Premier Ukrainy zapewnił podczas ostatniego posiedzenia rządu w 2012 r., że umowa stowarzyszeniowa z UE zostanie podpisana w 2013 r.
Podczas posiedzenia rządu 26 grudnia 2012 r. Mykoła Azarow wyraził przekonanie, że następny rok będzie przełomowym w relacjach z Unią Europejską. „Zrobiliśmy historyczny krok na drodze do zawarcia umowy stowarzyszeniowej z UE i w marcu bieżącego roku parafowaliśmy polityczną część tego dokumentu. Ustaliliśmy również plan zmierzający ku pełnemu stowarzyszeniu. Jestem przekonany, że umowa zostanie podpisana już w przyszłym roku” – powiedział premier.

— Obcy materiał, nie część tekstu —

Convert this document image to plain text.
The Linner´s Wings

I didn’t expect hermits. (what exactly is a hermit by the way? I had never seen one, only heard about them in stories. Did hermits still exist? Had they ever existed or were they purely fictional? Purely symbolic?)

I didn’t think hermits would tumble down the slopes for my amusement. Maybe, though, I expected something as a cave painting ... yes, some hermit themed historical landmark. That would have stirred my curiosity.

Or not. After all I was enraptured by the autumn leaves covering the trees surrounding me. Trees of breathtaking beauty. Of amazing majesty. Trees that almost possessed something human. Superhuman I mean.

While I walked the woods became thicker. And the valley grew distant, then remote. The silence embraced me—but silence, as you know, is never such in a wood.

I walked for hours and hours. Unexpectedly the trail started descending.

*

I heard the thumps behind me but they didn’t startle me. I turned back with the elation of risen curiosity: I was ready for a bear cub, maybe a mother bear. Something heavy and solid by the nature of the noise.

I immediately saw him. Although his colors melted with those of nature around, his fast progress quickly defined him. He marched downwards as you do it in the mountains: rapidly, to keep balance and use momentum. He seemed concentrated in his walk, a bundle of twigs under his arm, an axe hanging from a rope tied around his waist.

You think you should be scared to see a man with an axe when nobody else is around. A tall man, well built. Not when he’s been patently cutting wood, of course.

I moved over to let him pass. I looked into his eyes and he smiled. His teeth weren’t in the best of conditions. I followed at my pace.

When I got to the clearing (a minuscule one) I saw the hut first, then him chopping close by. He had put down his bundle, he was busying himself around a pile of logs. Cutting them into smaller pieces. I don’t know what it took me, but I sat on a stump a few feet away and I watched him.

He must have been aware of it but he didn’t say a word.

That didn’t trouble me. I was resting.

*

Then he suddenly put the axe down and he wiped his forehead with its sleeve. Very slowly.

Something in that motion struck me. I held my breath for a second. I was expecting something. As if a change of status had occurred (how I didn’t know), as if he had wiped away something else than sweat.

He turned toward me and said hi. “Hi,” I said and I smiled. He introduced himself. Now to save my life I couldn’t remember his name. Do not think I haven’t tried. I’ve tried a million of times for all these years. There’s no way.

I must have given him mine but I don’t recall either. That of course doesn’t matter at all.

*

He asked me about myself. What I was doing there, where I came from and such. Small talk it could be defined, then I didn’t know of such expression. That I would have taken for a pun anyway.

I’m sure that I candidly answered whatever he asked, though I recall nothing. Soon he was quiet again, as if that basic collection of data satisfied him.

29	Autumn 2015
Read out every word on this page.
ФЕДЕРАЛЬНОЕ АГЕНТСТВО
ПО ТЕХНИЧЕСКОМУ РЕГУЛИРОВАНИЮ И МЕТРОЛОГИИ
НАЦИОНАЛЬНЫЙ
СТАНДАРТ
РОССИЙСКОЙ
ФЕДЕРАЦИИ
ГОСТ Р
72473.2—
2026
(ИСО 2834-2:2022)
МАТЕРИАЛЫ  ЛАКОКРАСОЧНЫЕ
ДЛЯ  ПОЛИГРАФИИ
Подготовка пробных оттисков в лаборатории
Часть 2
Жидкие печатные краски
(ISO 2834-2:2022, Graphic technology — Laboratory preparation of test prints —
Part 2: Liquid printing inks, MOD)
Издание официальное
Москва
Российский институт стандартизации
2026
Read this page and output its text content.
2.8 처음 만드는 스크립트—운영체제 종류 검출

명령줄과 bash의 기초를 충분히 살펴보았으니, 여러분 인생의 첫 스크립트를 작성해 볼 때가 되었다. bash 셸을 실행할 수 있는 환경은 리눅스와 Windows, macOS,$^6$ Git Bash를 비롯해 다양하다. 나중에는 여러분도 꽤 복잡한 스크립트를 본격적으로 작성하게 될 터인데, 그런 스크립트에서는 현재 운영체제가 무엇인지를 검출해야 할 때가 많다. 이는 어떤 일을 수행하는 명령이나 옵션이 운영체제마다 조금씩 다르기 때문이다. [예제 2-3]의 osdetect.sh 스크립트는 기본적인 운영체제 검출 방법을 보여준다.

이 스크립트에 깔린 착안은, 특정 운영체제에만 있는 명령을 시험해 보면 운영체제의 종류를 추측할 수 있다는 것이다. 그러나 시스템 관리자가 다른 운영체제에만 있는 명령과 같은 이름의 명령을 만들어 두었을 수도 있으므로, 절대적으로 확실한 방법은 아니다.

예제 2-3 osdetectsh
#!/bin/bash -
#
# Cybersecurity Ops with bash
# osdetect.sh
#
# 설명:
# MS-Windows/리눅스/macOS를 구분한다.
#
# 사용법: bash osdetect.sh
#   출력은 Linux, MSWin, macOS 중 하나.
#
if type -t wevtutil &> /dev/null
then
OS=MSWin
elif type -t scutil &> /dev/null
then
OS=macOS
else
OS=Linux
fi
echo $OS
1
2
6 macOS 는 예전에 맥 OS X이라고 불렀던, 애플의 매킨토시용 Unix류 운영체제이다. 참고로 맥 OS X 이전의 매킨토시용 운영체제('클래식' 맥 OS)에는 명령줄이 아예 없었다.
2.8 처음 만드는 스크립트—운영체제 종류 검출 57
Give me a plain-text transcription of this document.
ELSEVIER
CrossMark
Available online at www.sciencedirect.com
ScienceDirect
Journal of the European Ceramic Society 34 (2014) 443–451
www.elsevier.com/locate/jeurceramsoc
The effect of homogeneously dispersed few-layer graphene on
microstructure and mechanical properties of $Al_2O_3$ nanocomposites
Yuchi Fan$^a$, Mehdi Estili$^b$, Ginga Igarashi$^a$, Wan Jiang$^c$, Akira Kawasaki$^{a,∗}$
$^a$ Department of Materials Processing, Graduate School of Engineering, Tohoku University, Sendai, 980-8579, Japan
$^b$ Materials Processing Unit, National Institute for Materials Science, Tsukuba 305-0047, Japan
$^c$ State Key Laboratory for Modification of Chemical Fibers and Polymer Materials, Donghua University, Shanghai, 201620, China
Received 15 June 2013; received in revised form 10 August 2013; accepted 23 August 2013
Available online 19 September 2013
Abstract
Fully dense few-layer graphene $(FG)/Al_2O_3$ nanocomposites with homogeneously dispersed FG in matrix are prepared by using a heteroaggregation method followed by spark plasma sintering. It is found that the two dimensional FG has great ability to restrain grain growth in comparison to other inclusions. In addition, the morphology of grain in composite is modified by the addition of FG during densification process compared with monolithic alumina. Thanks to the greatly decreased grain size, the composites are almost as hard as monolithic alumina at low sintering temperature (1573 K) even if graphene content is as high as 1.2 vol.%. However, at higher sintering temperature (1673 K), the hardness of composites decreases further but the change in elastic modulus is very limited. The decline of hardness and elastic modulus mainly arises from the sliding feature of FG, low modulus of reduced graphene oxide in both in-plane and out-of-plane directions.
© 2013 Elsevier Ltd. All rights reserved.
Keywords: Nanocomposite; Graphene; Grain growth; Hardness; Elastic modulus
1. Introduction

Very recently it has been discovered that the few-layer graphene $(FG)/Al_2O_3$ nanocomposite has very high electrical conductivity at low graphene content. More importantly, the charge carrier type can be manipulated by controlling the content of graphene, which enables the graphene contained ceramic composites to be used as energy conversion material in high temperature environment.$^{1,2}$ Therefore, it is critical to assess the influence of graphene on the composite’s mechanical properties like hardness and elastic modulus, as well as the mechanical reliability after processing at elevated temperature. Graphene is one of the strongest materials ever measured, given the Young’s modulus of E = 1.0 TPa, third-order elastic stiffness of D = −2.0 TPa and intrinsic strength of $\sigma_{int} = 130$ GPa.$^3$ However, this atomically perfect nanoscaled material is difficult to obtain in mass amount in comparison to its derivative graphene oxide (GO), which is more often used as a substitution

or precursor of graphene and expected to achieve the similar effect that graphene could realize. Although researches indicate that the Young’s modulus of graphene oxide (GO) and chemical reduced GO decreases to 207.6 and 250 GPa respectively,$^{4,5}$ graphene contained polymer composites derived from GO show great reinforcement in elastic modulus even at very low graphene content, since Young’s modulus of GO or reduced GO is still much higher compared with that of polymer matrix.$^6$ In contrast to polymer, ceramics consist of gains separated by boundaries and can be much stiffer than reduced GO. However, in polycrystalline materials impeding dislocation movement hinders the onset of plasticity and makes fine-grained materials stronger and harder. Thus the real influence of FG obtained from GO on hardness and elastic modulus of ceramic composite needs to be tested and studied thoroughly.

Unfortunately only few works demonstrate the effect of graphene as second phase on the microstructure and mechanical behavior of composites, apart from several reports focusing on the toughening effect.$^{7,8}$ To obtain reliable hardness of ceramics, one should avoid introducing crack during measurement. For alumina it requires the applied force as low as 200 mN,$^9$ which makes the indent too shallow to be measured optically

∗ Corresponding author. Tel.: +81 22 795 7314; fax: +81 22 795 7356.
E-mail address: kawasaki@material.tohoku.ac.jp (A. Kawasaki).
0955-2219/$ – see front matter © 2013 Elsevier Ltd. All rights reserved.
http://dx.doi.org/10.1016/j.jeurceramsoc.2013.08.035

Wcześniej Catherine Ashton, odpowiedzialna za europejską politykę zagraniczną, zapewniła Azarowa, że do podpisania umowy dojdzie najprawdopodobniej w listopadzie 2013 r. podczas szczytu Partnerstwa Wschodniego w Wilnie. Nie jest jednak wykluczone, że mogłoby to nastąpić jeszcze wcześniej. Kilka dni wcześniej prezydent Wiktor Janukowycz, podczas spotkania z szefami misji dyplomatycznych w Kijowie, powiedział, że jednym z podstawowych celów ukraińskiej polityki zagranicznej jest jak najszybsze zawarcie wspomnianej umowy stowarzyszeniowej.
Biorąc pod uwagę fakt spekulacji prasowych dotyczących możliwości podpisania umowy o wejściu Ukrainy do Unii Celnej z Rosją, Kazachstanem i Białorusią, pośrednio potwierdzanych jeszcze w grudniu przez ukraińskiego prezydenta, należy zauważyć, że władze w Kijowie (pomimo przypisywanej im „prorosyjskości”) wydają się nie być do końca pewne jakiego wyboru geopolitycznego powinny dokonać w najbliższym czasie.